参加経験の有無が、試合における予測力に影響を与えていたが、闘争心や意欲などの心理的面には影響を与えていなかった。
(2)自粛期間における自主練習と食事
96%の部員が自主練習を行っており、週5日以上行っていたものは54%(56名)であった。週5日以上自主練習をしていた部員は週5日未満の部員よりも「栄養バランスについて考えた食事」(p<0.001)や「朝食及び夕食に主食、主菜、副菜が揃った食事」(各々p<0.05)をしている部員が多かった。また、朝食欠食の有無についても、同様に週5日以上自主練習をしていた部員の方が欠食している部員が少なく(p<0.01)、9時以前に起床した部員においても、9時以降に起床した部員よりも朝食欠食が少なかった。(p<0.05)。週5日以上、未満における自主練習を行っている部員ではたんぱく質、ビタミンB1、B2、B6、B12等の摂取に差が認められた(p<0.05)。

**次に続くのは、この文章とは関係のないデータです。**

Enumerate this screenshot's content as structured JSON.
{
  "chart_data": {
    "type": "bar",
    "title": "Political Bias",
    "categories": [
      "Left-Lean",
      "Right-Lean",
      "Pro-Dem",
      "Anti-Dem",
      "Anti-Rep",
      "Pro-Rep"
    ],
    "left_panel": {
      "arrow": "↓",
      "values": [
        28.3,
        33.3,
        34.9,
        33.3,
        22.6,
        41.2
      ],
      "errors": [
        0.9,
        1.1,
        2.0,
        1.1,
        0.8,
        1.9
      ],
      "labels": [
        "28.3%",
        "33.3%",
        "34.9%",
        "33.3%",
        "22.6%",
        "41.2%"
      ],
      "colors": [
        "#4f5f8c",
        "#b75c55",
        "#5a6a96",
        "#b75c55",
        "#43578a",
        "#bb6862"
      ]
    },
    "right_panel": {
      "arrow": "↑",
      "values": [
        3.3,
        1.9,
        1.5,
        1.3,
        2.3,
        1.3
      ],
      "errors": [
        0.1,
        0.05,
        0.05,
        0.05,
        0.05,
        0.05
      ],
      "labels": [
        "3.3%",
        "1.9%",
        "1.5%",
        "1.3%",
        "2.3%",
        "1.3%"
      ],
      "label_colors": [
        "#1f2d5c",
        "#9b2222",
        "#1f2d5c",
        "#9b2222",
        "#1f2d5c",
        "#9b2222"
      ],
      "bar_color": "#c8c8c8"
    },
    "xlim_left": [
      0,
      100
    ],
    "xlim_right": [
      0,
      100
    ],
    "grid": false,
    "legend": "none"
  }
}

自粛期間中の1週間において5日以上の自主練習を行っていた部員は、食事のバランスを考え、活動するためのエネルギーとして朝食摂取を怠らないと考えた。

■ 結論

1週間に5日以上自主練習をしている部員は、身体づくりのために、栄養のバランスや食事について考えて食事をしていた。
卒業研究学生からの一言 田川 依澄
私は本学硬式野球部マネージャーとして、野球部員がより良いパフォーマンスをするための選手の練習や生活面での支援について考えてきました。また管理栄養士になるために本学で学んでいたことから、特に選手の食生活や食事選択に興味をもち、卒業研究では野球部員の食事に関する研究を希望しました。

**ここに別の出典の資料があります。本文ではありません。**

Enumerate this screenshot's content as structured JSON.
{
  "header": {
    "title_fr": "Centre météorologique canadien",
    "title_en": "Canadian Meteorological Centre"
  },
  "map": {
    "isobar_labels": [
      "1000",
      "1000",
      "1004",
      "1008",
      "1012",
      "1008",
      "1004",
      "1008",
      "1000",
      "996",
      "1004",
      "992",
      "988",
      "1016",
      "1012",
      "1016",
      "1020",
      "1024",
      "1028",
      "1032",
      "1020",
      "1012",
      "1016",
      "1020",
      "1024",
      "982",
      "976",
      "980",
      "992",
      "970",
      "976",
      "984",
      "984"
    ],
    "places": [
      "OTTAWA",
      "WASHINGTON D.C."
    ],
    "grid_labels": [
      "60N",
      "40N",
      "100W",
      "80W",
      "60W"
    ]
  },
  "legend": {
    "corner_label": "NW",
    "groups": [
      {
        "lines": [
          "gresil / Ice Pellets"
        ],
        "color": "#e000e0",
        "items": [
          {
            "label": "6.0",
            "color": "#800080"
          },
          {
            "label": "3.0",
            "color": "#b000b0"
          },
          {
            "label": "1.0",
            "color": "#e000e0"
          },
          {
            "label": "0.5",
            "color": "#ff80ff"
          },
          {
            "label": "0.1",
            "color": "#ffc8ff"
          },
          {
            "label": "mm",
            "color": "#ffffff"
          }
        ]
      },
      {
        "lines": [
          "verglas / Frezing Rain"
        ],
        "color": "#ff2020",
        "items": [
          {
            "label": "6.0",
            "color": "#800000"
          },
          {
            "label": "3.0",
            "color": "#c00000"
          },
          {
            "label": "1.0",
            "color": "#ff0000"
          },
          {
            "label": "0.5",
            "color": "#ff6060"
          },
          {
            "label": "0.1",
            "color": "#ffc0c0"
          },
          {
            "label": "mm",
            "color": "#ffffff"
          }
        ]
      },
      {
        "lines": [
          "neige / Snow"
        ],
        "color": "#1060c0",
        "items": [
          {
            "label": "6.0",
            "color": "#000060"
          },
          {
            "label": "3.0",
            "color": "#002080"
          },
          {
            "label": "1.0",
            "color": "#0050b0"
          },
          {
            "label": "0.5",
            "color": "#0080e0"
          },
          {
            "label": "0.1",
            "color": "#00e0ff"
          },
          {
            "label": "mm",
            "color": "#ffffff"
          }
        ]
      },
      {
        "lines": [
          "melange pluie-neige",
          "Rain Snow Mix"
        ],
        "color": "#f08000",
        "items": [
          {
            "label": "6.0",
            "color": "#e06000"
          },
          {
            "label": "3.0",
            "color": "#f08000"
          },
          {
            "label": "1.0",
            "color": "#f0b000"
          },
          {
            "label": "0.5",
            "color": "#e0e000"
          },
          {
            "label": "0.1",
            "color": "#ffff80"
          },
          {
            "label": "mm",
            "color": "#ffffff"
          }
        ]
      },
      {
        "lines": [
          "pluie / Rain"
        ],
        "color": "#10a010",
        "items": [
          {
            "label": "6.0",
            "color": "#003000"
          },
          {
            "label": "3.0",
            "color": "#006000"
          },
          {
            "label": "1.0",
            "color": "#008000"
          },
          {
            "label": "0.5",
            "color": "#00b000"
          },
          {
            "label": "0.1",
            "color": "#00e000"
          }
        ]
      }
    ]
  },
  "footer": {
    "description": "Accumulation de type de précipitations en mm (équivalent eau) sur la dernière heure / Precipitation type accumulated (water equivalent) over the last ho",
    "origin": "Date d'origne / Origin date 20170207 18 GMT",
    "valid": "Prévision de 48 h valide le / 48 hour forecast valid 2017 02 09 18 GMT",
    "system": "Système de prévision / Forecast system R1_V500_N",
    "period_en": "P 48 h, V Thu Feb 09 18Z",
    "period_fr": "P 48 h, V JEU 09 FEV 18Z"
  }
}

研究では、指導を受けながらアンケートの作成、配布から収集等まですべての工程を自ら計画し、実施することで、実践力を培うことができました。また、データ解析では研究室メンバーと知識を共有し合い、助け合うことの大切さを知ることができました。今後も、より良い食生活を提案できる管理栄養士として知識を深めていきたいと考えています。